Sunday, July 24, 2011

Fatherhood 2: Second Chances

Today we're 6 months into pregnancy with our second child. Every second of every day has been a heart in your throat experience. Expectation is that something horrible is going to go wrong. Every morning I find myself asking Angie how baby boy is doing. Is he active? Has she felt him move recently?

So far all is well, but I'll always have that nagging feeling that at some point, for whatever reason, I'll get a call from the doctor's office, 'Angie's here, we need you to come right away. No we can't say what's wrong; just come as quickly as you can.'

It's terrible living with this amount of fear... But there's also hope that in 3 more months I'll have a healthy son squirming in my arms and basking in my affection.
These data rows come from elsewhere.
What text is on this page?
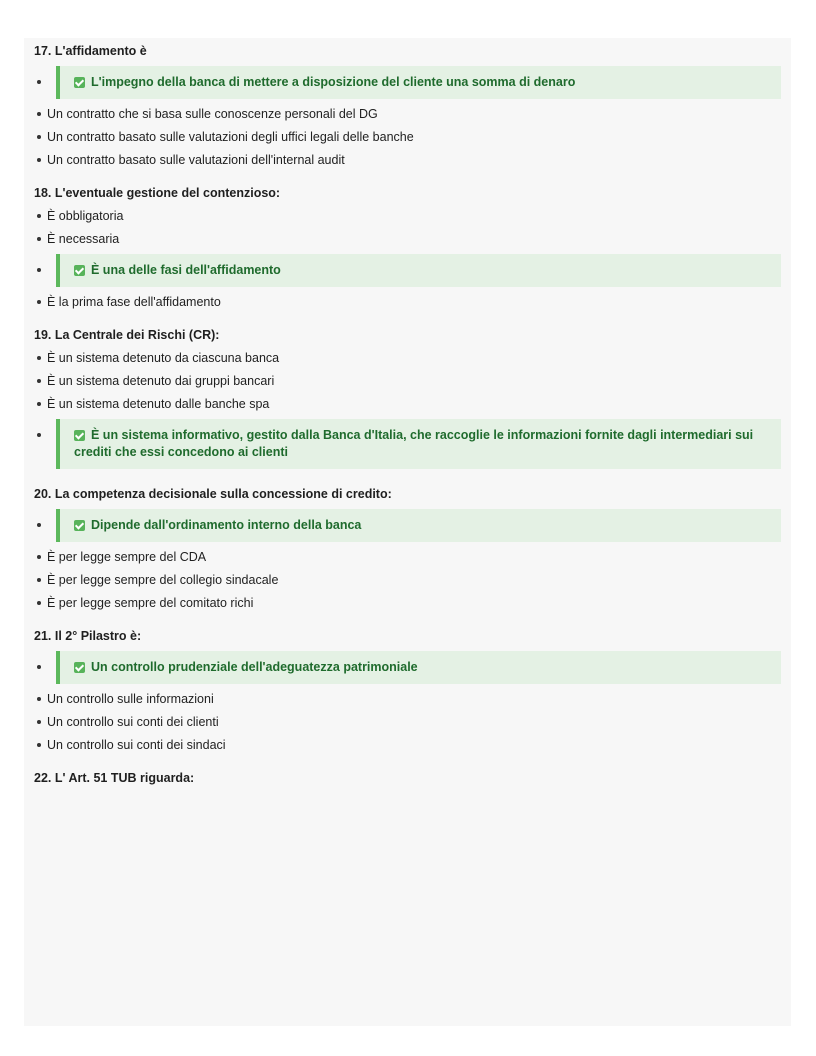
17. L'affidamento è
L'impegno della banca di mettere a disposizione del cliente una somma di denaro
Un contratto che si basa sulle conoscenze personali del DG
Un contratto basato sulle valutazioni degli uffici legali delle banche
Un contratto basato sulle valutazioni dell'internal audit
18. L'eventuale gestione del contenzioso:
È obbligatoria
È necessaria
È una delle fasi dell'affidamento
È la prima fase dell'affidamento
19. La Centrale dei Rischi (CR):
È un sistema detenuto da ciascuna banca
È un sistema detenuto dai gruppi bancari
È un sistema detenuto dalle banche spa
È un sistema informativo, gestito dalla Banca d'Italia, che raccoglie le informazioni fornite dagli intermediari sui crediti che essi concedono ai clienti
20. La competenza decisionale sulla concessione di credito:
Dipende dall'ordinamento interno della banca
È per legge sempre del CDA
È per legge sempre del collegio sindacale
È per legge sempre del comitato richi
21. Il 2° Pilastro è:
Un controllo prudenziale dell'adeguatezza patrimoniale
Un controllo sulle informazioni
Un controllo sui conti dei clienti
Un controllo sui conti dei sindaci
22. L' Art. 51 TUB riguarda:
That hope is enough, for now.

3 comments:

Angie said...

We're going to get through to the other side of this pregnancy with a healthy, screaming baby boy to bring home. I may not always believe this to be true, but with your help I'm going to make it to November.

Kathy Bailey said...

I can't wait to meet him! He will be the light of our lives!! I will see you on the 12th to share some time talking about our little Aiden. Love to you both. Mom

Brook Mcilwain. said...

Hi Kevin, I am also due in November this year after a loss last November at 20 weeks. I am feeling the fear you are talking about every day and I don't think it will go away until I bring my baby home with me this time.

I think I have been fighting myself with regard to bonding with this new baby, I know I should be feeling blessed, and I often do, but I feel as though I'm keeping a lid on my excitement in a bid to lessen the pain should something go wrong. This is obviously not logical as nothing can insulate you from the devastation of a loss.

I was reluctant to buy anything for this baby for a long time but I have now so I suppose you could say I'm plodding along one day or one week at a time.

I'm ok most of the time but there are days where I trawl the internet to find others in my situation in the vain hope of finding a way to deal with this gnawing fear. It seems that you are right, the hope has to be enough. I can't wait.

Best wishes to you and Angie, and thank you for sharing your story :) Brook.